Vous entendez cette formule dans la rue. Un enfant tire la manche de sa mère. Il demande : « C’est qui qui a gagné ? » La phrase fuse. Elle sonne familière. Que signifie-t-elle exactement ? « C’est qui qui » est une manière orale et redondante de demander « qui est-ce qui ». On l’utilise pour identifier une personne parmi d’autres, dans une interrogation directe. Cette construction place deux fois le pronom qui : une fois comme attribut (c’est qui) et une fois comme sujet relatif (qui a gagné). Le cerveau du locuteur natif fusionne deux mécanismes interrogatifs en un seul geste vocal.

Ce qu’il faut retenir

  • « C’est qui qui » relève exclusivement du registre familier oral.

  • À l’écrit, remplacez-le par « qui est-ce qui » ou « qui ».

  • L’apostrophe dans « c’est » est impérative ; les deux « qui » ne varient pas.

  • La redondance est un pléonasme syntaxique venu de l’oral spontané.

  • En contexte professionnel, les alternatives correctes sont obligatoires.

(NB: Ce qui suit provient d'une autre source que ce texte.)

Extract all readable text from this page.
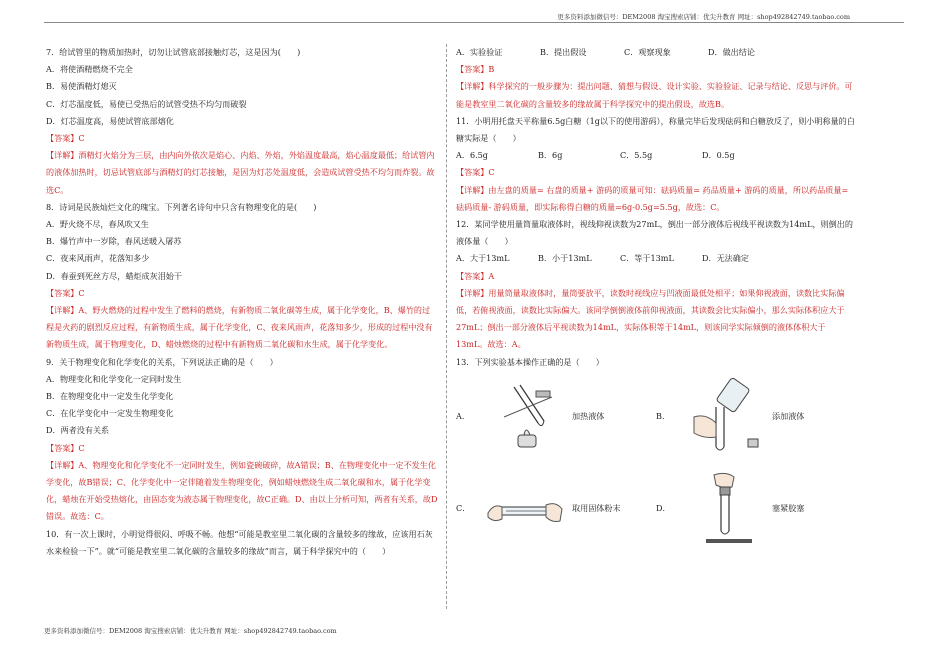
更多资料添加微信号：DEM2008 淘宝搜索店铺：优尖升教育 网址：shop492842749.taobao.com

7．给试管里的物质加热时，切勿让试管底部接触灯芯，这是因为(　　)

A．将使酒精燃烧不完全

B．易使酒精灯熄灭

C．灯芯温度低，易使已受热后的试管受热不均匀而破裂

D．灯芯温度高，易使试管底部熔化

【答案】C

【详解】酒精灯火焰分为三层，由内向外依次是焰心、内焰、外焰，外焰温度最高，焰心温度最低；给试管内的液体加热时，切忌试管底部与酒精灯的灯芯接触，是因为灯芯处温度低，会造成试管受热不均匀而炸裂。故选C。

8．诗词是民族灿烂文化的瑰宝。下列著名诗句中只含有物理变化的是(　　)

A．野火烧不尽，春风吹又生

B．爆竹声中一岁除，春风送暖入屠苏

C．夜来风雨声，花落知多少

D．春蚕到死丝方尽，蜡炬成灰泪始干

【答案】C

【详解】A、野火燃烧的过程中发生了燃料的燃烧，有新物质二氧化碳等生成，属于化学变化，B、爆竹的过程是火药的剧烈反应过程，有新物质生成，属于化学变化，C、夜来风雨声，花落知多少，形成的过程中没有新物质生成，属于物理变化，D、蜡烛燃烧的过程中有新物质二氧化碳和水生成，属于化学变化。

9．关于物理变化和化学变化的关系，下列说法正确的是（　　）

A．物理变化和化学变化一定同时发生

B．在物理变化中一定发生化学变化

C．在化学变化中一定发生物理变化

D．两者没有关系

【答案】C

【详解】A、物理变化和化学变化不一定同时发生，例如瓷碗破碎，故A错误；B、在物理变化中一定不发生化学变化，故B错误；C、化学变化中一定伴随着发生物理变化，例如蜡烛燃烧生成二氧化碳和水，属于化学变化，蜡烛在开始受热熔化，由固态变为液态属于物理变化，故C正确。D、由以上分析可知，两者有关系，故D错误。故选：C。

10．有一次上课时，小明觉得很闷、呼吸不畅。他想“可能是教室里二氧化碳的含量较多的缘故，应该用石灰水来检验一下”。就“可能是教室里二氧化碳的含量较多的缘故”而言，属于科学探究中的（　　）

A．实验验证	B．提出假设	C．观察现象	D．做出结论

【答案】B

【详解】科学探究的一般步骤为：提出问题、猜想与假设、设计实验、实验验证、记录与结论、反思与评价。可能是教室里二氧化碳的含量较多的缘故属于科学探究中的提出假设，故选B。

11．小明用托盘天平称量6.5g白糖（1g以下的使用游码），称量完毕后发现砝码和白糖放反了，则小明称量的白糖实际是（　　）

A．6.5g	B．6g	C．5.5g	D．0.5g

【答案】C

【详解】由左盘的质量= 右盘的质量+ 游码的质量可知：砝码质量= 药品质量+ 游码的质量，所以药品质量= 砝码质量- 游码质量，即实际称得白糖的质量=6g-0.5g=5.5g，故选：C。

12．某同学使用量筒量取液体时，视线仰视读数为27mL，倒出一部分液体后视线平视读数为14mL，则倒出的液体量（　　）

A．大于13mL	B．小于13mL	C．等于13mL	D．无法确定

【答案】A

【详解】用量筒量取液体时，量筒要放平，读数时视线应与凹液面最低处相平；如果仰视液面，读数比实际偏低，若俯视液面，读数比实际偏大。该同学倒倒液体前仰视液面，其读数会比实际偏小，那么实际体积应大于27mL；倒出一部分液体后平视读数为14mL，实际体积等于14mL，则该同学实际倾倒的液体体积大于13mL。故选：A。

13．下列实验基本操作正确的是（　　）

A．	加热液体	B．	添加液体
C．	取用固体粉末	D．	塞紧胶塞
更多资料添加微信号：DEM2008 淘宝搜索店铺：优尖升教育 网址：shop492842749.taobao.com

1. Étymologie et apparition dans l’usage oral

Le tour « c’est qui qui » n’est pas récent. Il émerge d’un phénomène bien documenté par les linguistes : la grammaticalisation du clivage oral. À l’écrit, le français aime la phrase canonique : Qui est-ce qui est venu ? Mais la langue parlée réorganise l’information. La forme orale préfère c’est… qui pour mettre en relief le sujet. Le croisement donne « c’est qui qui ». La redondance du pronom relève d’une logique cognitive : le locuteur commence par c’est qui (comme dans c’est qui cette personne ?), puis réintroduit le qui sujet. Cette surcharge est absente du français soutenu, mais elle révèle une façon très naturelle de construire l’interrogation. D’ailleurs, on trouve des traces de ce pléonasme dans les dialogues de romans du XIXᵉ siècle reproduisant la langue du peuple. L’Académie française ne l’a jamais accepté, mais son existence montre la vitalité du génie syntaxique populaire.

2. Orthographe : comment écrire « c’est qui qui » ?

2.1. Règles typographiques : apostrophe, trait d’union et espace

À l’écrit, la formule pose plusieurs défis. L’apostrophe est obligatoire dans c’est (élision du e de ce). On écrit donc « c’est qui qui » et non « c est qui qui ». Les deux qui ne prennent aucun trait d’union. Il s’agit d’une locution figée de l’oral. Si vous souhaitez noter une pause dans un dialogue, vous pouvez insérer une virgule : C’est qui, qui a pris mon stylo ? Mais ce n’est pas une règle fixe. Pour tout doute sur vos tournures, vous pouvez utiliser un correcteur d’orthographe fiable. En résumé, retenez : une apostrophe, trois mots, deux « qui ».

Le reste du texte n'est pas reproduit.